International Development Secretary Penny Mordaunt:

“The Prime Minister has my full support, not least because she has always done what she firmly believes is in the national interest. Our country needs us all to fight for a good deal and prepare for a no deal scenario. All eyes and hands should be on that task.”

Work and Pensions Secretary Amber Rudd:

“The PM has my full support. At this critical time we need to support and work with the PM to deliver on leaving the EU, & our domestic agenda - ambitious for improvements to people’s lives & to build on growth of wages & jobs.”

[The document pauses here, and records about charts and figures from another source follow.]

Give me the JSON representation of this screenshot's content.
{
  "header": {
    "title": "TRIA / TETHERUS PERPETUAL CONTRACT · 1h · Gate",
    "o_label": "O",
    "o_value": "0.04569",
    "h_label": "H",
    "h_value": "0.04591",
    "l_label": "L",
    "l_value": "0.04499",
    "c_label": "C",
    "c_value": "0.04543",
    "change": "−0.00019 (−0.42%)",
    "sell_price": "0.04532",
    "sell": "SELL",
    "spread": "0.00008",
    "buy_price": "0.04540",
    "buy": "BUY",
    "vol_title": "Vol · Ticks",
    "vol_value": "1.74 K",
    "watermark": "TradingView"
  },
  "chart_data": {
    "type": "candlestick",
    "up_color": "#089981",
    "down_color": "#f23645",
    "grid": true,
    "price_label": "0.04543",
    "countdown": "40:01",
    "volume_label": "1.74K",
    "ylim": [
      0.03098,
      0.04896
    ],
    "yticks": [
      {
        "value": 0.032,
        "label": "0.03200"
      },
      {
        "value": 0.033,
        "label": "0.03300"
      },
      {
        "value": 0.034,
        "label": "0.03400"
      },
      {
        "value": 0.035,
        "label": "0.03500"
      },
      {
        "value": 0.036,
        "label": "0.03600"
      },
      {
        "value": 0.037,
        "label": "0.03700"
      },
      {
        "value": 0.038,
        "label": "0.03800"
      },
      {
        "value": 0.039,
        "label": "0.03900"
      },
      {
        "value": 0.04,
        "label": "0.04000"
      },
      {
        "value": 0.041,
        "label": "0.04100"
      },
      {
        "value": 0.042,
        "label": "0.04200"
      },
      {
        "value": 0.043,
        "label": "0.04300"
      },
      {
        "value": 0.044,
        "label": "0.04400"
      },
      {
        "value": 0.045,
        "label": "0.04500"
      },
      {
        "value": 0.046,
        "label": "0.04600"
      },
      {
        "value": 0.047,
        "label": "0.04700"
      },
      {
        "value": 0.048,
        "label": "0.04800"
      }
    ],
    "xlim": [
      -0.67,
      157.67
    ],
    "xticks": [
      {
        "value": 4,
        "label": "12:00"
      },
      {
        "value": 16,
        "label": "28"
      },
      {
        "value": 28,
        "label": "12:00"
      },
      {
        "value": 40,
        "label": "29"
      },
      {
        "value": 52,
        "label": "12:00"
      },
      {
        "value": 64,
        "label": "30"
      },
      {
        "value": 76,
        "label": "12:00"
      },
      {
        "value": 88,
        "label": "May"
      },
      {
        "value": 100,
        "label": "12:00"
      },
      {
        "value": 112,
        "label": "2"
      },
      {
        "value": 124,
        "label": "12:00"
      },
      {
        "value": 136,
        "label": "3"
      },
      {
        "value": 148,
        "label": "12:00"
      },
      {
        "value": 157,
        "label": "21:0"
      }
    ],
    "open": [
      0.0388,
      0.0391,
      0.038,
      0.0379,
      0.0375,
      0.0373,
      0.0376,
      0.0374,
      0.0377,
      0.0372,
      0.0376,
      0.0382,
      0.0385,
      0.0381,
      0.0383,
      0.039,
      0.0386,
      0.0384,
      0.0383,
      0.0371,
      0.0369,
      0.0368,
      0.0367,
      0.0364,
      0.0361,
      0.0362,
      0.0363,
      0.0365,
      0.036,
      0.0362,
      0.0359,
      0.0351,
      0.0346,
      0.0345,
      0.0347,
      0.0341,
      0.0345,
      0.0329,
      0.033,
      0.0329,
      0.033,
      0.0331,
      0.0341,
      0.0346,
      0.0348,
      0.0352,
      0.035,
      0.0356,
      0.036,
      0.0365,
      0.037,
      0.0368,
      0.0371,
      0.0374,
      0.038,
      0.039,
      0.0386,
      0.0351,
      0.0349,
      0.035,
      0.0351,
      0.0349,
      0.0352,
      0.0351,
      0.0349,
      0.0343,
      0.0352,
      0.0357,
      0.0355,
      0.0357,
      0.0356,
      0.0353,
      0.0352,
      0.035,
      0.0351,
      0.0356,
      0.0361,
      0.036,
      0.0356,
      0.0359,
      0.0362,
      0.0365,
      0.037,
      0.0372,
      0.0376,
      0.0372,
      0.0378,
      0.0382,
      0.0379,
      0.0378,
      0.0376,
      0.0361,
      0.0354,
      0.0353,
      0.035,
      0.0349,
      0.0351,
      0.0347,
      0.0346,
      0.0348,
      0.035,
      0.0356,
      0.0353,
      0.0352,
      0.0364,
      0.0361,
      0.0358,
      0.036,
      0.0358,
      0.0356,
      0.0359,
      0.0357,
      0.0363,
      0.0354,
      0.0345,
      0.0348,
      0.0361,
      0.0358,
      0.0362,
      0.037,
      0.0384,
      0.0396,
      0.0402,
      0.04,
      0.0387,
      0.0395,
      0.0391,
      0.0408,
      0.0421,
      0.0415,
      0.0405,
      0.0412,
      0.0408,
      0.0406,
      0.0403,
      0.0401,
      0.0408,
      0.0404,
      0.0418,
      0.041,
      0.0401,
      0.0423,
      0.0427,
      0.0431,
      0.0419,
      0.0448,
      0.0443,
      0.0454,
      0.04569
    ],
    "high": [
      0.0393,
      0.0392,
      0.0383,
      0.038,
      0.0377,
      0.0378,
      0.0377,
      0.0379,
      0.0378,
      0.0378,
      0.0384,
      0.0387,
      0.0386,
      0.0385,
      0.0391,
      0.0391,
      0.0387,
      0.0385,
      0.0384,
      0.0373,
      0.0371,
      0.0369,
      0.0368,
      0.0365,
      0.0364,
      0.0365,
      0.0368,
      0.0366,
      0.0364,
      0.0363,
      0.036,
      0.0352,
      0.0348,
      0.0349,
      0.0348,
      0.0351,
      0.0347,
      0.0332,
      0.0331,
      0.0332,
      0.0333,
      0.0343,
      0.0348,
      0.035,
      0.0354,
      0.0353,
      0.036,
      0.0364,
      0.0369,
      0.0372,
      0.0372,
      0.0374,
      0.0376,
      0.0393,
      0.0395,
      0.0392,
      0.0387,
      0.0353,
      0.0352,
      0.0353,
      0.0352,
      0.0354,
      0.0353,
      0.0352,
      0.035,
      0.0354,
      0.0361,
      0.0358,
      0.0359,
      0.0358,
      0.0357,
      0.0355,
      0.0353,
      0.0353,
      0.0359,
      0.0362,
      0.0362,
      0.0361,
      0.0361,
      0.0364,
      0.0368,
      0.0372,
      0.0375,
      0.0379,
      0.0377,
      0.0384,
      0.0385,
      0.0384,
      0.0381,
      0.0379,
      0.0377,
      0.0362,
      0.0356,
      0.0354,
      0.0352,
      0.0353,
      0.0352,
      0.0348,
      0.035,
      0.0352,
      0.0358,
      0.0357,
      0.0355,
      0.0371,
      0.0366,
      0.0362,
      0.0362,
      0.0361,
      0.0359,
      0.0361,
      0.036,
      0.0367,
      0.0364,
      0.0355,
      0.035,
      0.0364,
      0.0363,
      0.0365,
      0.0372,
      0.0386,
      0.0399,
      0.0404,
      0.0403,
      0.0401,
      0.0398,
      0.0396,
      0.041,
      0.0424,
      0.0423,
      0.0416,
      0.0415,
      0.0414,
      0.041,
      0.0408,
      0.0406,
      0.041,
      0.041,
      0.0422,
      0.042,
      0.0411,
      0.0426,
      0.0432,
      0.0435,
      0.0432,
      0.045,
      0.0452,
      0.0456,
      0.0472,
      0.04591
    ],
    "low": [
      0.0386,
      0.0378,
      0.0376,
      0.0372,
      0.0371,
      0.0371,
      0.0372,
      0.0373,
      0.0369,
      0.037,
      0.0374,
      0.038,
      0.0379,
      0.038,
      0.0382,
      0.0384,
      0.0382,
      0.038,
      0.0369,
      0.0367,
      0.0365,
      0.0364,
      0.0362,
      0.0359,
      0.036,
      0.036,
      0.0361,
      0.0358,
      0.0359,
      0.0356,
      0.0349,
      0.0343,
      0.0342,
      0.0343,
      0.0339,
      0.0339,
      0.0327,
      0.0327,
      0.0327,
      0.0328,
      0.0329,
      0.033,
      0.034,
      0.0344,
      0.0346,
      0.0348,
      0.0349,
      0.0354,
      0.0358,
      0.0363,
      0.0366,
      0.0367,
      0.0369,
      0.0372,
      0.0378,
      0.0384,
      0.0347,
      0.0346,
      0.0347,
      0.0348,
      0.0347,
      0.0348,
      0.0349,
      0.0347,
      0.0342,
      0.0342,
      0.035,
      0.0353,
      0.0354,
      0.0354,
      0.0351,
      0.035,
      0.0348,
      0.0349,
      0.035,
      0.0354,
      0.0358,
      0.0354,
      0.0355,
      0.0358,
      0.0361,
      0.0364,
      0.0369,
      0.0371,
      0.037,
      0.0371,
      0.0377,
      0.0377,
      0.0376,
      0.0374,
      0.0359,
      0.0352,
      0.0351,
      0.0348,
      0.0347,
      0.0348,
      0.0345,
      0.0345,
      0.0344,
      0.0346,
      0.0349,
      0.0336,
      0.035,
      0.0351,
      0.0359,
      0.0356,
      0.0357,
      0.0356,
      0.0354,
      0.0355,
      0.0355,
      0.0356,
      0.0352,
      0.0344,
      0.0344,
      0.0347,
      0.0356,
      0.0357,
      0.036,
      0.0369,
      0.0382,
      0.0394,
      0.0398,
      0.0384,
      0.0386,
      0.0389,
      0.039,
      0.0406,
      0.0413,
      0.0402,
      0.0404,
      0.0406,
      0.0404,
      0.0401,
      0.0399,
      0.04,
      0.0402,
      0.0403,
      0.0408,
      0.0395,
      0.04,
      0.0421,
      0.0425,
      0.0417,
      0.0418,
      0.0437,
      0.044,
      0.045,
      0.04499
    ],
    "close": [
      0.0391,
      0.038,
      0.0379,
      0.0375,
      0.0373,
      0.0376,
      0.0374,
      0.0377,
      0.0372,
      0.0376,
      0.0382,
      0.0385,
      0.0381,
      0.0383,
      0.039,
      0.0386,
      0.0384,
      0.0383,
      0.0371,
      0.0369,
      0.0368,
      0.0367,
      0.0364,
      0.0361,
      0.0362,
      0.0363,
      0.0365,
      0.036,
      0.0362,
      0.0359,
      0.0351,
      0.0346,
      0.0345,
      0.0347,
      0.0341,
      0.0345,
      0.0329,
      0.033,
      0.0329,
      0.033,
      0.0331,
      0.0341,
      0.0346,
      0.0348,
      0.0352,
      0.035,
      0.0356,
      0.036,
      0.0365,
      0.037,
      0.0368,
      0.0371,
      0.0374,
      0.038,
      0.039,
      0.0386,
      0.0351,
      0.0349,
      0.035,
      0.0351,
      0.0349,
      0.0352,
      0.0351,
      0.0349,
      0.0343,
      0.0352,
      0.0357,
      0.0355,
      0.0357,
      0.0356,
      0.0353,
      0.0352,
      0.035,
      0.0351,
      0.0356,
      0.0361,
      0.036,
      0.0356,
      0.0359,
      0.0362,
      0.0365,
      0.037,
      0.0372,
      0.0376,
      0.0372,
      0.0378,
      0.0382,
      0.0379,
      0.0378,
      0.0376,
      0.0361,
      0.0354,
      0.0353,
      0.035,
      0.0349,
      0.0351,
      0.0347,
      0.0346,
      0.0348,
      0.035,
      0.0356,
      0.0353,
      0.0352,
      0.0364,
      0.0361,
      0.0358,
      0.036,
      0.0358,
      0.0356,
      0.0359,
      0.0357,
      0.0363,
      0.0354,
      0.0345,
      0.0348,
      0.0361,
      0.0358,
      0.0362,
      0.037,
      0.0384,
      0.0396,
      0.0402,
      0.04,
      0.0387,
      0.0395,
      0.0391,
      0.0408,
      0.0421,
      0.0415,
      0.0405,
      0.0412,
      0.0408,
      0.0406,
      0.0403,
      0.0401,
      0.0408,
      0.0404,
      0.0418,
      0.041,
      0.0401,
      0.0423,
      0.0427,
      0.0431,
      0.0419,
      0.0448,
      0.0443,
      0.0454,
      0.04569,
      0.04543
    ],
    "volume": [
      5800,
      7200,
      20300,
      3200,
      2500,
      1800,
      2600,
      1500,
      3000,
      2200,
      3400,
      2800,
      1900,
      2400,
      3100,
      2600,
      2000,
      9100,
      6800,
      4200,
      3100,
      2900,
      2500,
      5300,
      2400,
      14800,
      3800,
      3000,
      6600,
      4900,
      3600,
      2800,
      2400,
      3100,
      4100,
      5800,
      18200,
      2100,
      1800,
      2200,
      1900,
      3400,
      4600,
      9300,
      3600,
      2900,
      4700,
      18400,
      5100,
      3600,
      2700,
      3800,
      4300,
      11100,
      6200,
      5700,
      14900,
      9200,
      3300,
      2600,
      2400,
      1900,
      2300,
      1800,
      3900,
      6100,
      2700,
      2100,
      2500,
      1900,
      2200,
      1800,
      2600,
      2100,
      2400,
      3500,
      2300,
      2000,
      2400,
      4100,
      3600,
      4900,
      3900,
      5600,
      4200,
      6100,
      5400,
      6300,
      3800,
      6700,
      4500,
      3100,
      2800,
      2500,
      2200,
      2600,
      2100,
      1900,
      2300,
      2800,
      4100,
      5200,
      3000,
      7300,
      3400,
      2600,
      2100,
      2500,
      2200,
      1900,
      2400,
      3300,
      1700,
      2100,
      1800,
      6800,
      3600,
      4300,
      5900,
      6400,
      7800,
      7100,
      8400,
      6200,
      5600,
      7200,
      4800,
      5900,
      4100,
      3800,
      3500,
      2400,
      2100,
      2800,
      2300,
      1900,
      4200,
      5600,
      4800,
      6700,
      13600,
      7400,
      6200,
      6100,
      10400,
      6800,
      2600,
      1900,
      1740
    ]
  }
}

European Research Group Chairman Jacob Rees-Mogg and Deputy Chairman Steve Baker:

“Theresa May’s plan would bring down the government if carried forward. But our Party will rightly not tolerate it. Conservatives must now answer whether they wish to draw ever closer to an election under Mrs May’s leadership. In the national interest, she must go.”

Conservative Party donor Alexander Temerko:

“A new Prime Minister would definitely be good news for British business. A new Prime Minister would have at least some chance of making progress on Brexit. Mrs May has exhausted all her options and her staying in power is just creating more uncertainty for our economy.

“Big and medium-sized business needs a robust guarantee to plan for the long term, not the myopic declaration we’re currently being sold.”

Japanese investment bank Nomura:

“We expect Theresa May should survive the vote... The big risk? It’s a secret ballot.”

Foreign Secretary Jeremy Hunt:

“I am backing Theresa May tonight. Being PM most difficult job imaginable right now and the last thing the country needs is a damaging and long leadership contest. Brexit was never going to be easy but she is the best person to make sure we actually leave the EU on March 29.”

Home Secretary Sajid Javid:

“The last thing our country needs right now is a Conservative Party leadership election. Will be seen as self-indulgent and wrong. PM has my full support and is best person to ensure we leave EU on 29 March”

Housing, Communities and Local Govt Secretary James Brokenshire:

“Strongly support @theresa_may to continue as Leader of @Conservatives and Prime Minister. Now is not the time for this distraction and even more uncertainty. We need to get behind the Prime Minister in the best interests of our country.”